Project Summary Cocaine abuse remains a significant public health problem for which there are no widely useful pharmacotherapies. Many preclinical leads have been generated that have not translated into successful medications for cocaine dependence. One reason for this failure may be that, although up to 90% of cocaine abusers also abuse alcohol, the medications development process (both preclinical animal experiments and early clinical testing of putative medications) has taken place in subjects with no exposure to alcohol. What little data that exists regarding cocaine/ethanol interactions suggests that this may represent a significant confound; ethanol can enhance some effects of cocaine in animals and humans and attenuate others. Moreover, recent clinical trials have shown that a history of alcohol dependence can reduce the ability of medications to decrease cocaine use. The proposed studies are designed to determine how long-term ethanol drinking alters the abuse-related effects of cocaine and vice versa in nonhuman primate models. First, we will determine whether prior ethanol exposure alters acquisition and maintenance (6 months) of cocaine self- administration. Parallel brain imaging studies using positron emission tomography (PET) will characterize how self-administration of ethanol, cocaine or the combination changes the availability of brain D2-like and D3 dopamine receptors, which have been implicated in both cocaine and ethanol abuse and have been suggested as targets for pharmacotherapy development. We will then examine whether these brain imaging measures correlate with the ability of potential pharmacotherapies to decrease cocaine use. Significant relationships would indicate that such measures could be used by physicians as biomarkers for behavioral phenotypes and for treatment effectiveness. Finally, the effects of self-administered cocaine on subsequent ethanol self- administration will be determined. Taken together, these studies will provide novel translatable data describing the effects of ethanol and cocaine on each other's abuse-related effects and, by characterizing precisely how combined use of these drugs alters DA receptors, will provide novel information to help guide treatment decisions for the large majority of cocaine users who concurrently abuse alcohol.
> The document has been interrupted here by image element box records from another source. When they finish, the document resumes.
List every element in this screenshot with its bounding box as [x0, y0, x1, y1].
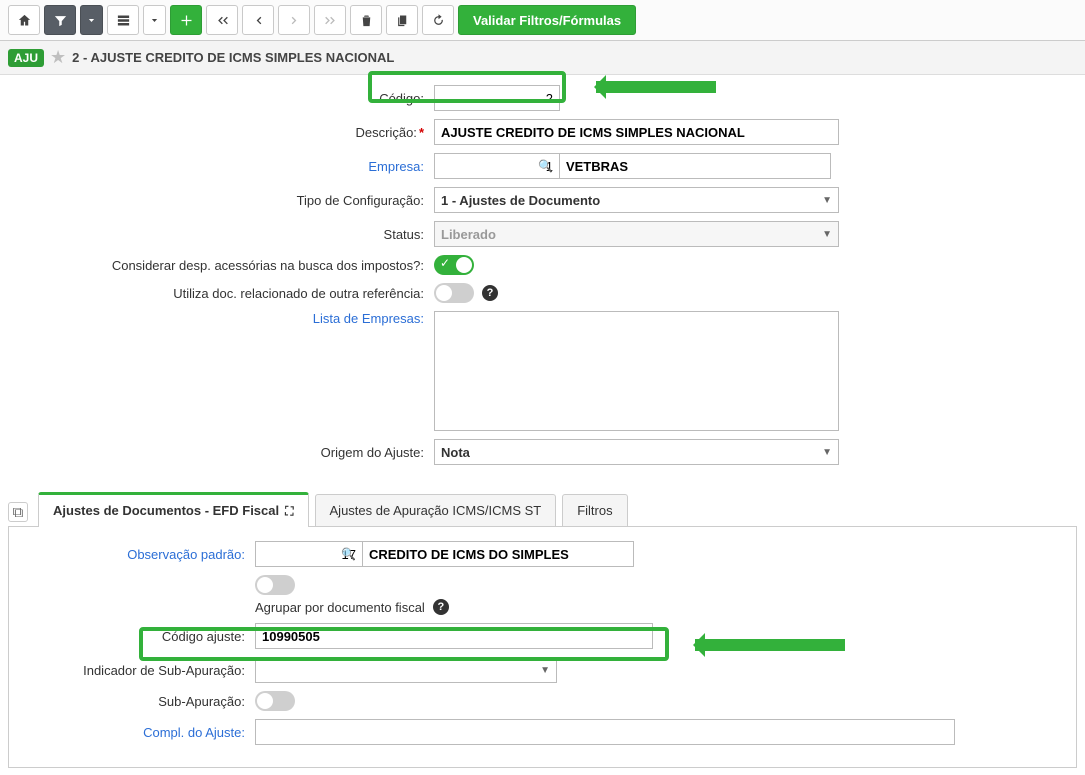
grid-button[interactable]	[107, 5, 139, 35]
next-button[interactable]	[278, 5, 310, 35]
caret-down-icon	[150, 16, 159, 25]
double-chevron-right-icon	[323, 13, 338, 28]
lista-empresas-textarea[interactable]	[434, 311, 839, 431]
codigo-ajuste-label: Código ajuste:	[19, 629, 255, 644]
copy-button[interactable]	[386, 5, 418, 35]
grid-dropdown-button[interactable]	[143, 5, 166, 35]
agrupar-toggle[interactable]	[255, 575, 295, 595]
caret-down-icon: ▼	[822, 195, 832, 206]
copy-icon	[395, 13, 410, 28]
status-label: Status:	[14, 227, 434, 242]
expand-icon[interactable]: ⛶	[285, 504, 293, 518]
sub-apuracao-label: Sub-Apuração:	[19, 694, 255, 709]
compl-ajuste-label[interactable]: Compl. do Ajuste:	[19, 725, 255, 740]
double-chevron-left-icon	[215, 13, 230, 28]
chevron-right-icon	[287, 13, 302, 28]
doc-relacionado-toggle[interactable]	[434, 283, 474, 303]
arrow-codigo	[596, 81, 716, 93]
reload-button[interactable]	[422, 5, 454, 35]
first-button[interactable]	[206, 5, 238, 35]
empresa-code-input[interactable]	[434, 153, 560, 179]
origem-ajuste-label: Origem do Ajuste:	[14, 445, 434, 460]
help-icon[interactable]: ?	[482, 285, 498, 301]
page-title: 2 - AJUSTE CREDITO DE ICMS SIMPLES NACIO…	[72, 50, 394, 65]
filter-dropdown-button[interactable]	[80, 5, 103, 35]
origem-ajuste-select[interactable]: Nota▼	[434, 439, 839, 465]
lista-empresas-label[interactable]: Lista de Empresas:	[14, 311, 434, 326]
tipo-config-label: Tipo de Configuração:	[14, 193, 434, 208]
compl-ajuste-input[interactable]	[255, 719, 955, 745]
tab-ajustes-apuracao[interactable]: Ajustes de Apuração ICMS/ICMS ST	[315, 494, 557, 526]
refresh-icon	[431, 13, 446, 28]
indicador-sub-select[interactable]: ▼	[255, 657, 557, 683]
last-button[interactable]	[314, 5, 346, 35]
caret-down-icon	[87, 16, 96, 25]
trash-icon	[359, 13, 374, 28]
descricao-label: Descrição:*	[14, 125, 434, 140]
record-type-badge: AJU	[8, 49, 44, 67]
home-icon	[17, 13, 32, 28]
prev-button[interactable]	[242, 5, 274, 35]
validate-filters-button[interactable]: Validar Filtros/Fórmulas	[458, 5, 636, 35]
tab-ajustes-documentos[interactable]: Ajustes de Documentos - EFD Fiscal⛶	[38, 492, 309, 527]
agrupar-label: Agrupar por documento fiscal	[255, 600, 425, 615]
observacao-code-input[interactable]	[255, 541, 363, 567]
caret-down-icon: ▼	[540, 665, 550, 676]
add-button[interactable]	[170, 5, 202, 35]
favorite-star-icon[interactable]: ★	[50, 47, 66, 68]
codigo-input[interactable]	[434, 85, 560, 111]
chevron-left-icon	[251, 13, 266, 28]
plus-icon	[179, 13, 194, 28]
indicador-sub-label: Indicador de Sub-Apuração:	[19, 663, 255, 678]
tab-filtros[interactable]: Filtros	[562, 494, 627, 526]
copy-tabs-icon[interactable]: ⧉	[8, 502, 28, 522]
codigo-ajuste-input[interactable]	[255, 623, 653, 649]
arrow-codigo-ajuste	[695, 639, 845, 651]
observacao-desc-display	[362, 541, 634, 567]
codigo-label: Código:	[14, 91, 434, 106]
descricao-input[interactable]	[434, 119, 839, 145]
table-icon	[116, 13, 131, 28]
delete-button[interactable]	[350, 5, 382, 35]
tipo-config-select[interactable]: 1 - Ajustes de Documento▼	[434, 187, 839, 213]
home-button[interactable]	[8, 5, 40, 35]
observacao-label[interactable]: Observação padrão:	[19, 547, 255, 562]
empresa-name-display	[559, 153, 831, 179]
caret-down-icon: ▼	[822, 229, 832, 240]
caret-down-icon: ▼	[822, 447, 832, 458]
help-icon[interactable]: ?	[433, 599, 449, 615]
filter-button[interactable]	[44, 5, 76, 35]
status-select: Liberado▼	[434, 221, 839, 247]
desp-acessorias-toggle[interactable]	[434, 255, 474, 275]
empresa-label[interactable]: Empresa:	[14, 159, 434, 174]
desp-acessorias-label: Considerar desp. acessórias na busca dos…	[14, 258, 434, 273]
doc-relacionado-label: Utiliza doc. relacionado de outra referê…	[14, 286, 434, 301]
filter-icon	[53, 13, 68, 28]
sub-apuracao-toggle[interactable]	[255, 691, 295, 711]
项目摘要 可卡因滥用仍然是一个重大的公共卫生问题， 药物治疗已经产生了许多尚未转化为成功的临床前电极导线 治疗可卡因依赖的药物这种失败的一个原因可能是，尽管高达90%的可卡因 滥用者也滥用酒精，药物开发过程（临床前动物实验和 推定药物的早期临床试验）在没有暴露于酒精的受试者中进行。什么 关于可卡因/乙醇相互作用的少量数据表明，这可能代表了一个重要的 混淆;乙醇可以增强可卡因在动物和人类中的某些作用，并减弱其他作用。 此外，最近的临床试验表明，酒精依赖史可以降低 减少可卡因使用的药物。拟议的研究旨在确定长期乙醇 在非人类灵长类动物模型中，饮酒改变了可卡因的滥用相关效应，反之亦然。一是 确定先前的乙醇暴露是否改变可卡因自身的获得和维持（6个月）， 局使用正电子发射断层扫描（PET）的平行脑成像研究将描述如何 乙醇、可卡因或其组合的自我给药改变了脑D2样和D3样的可用性， 多巴胺受体与可卡因和酒精滥用有关， 作为药物治疗发展的目标。然后我们将研究这些脑成像测量 与潜在药物疗法减少可卡因使用的能力相关。重要关系 将表明这些措施可以被医生用作行为表型的生物标志物， 治疗的有效性。最后，自我管理的可卡因对随后的乙醇自我- 行政将决定。总之，这些研究将提供新的可翻译数据， 乙醇和可卡因对彼此滥用相关效应的影响， 联合使用这些药物改变DA受体，将提供新的信息，以帮助指导治疗 大多数可卡因使用者同时滥用酒精。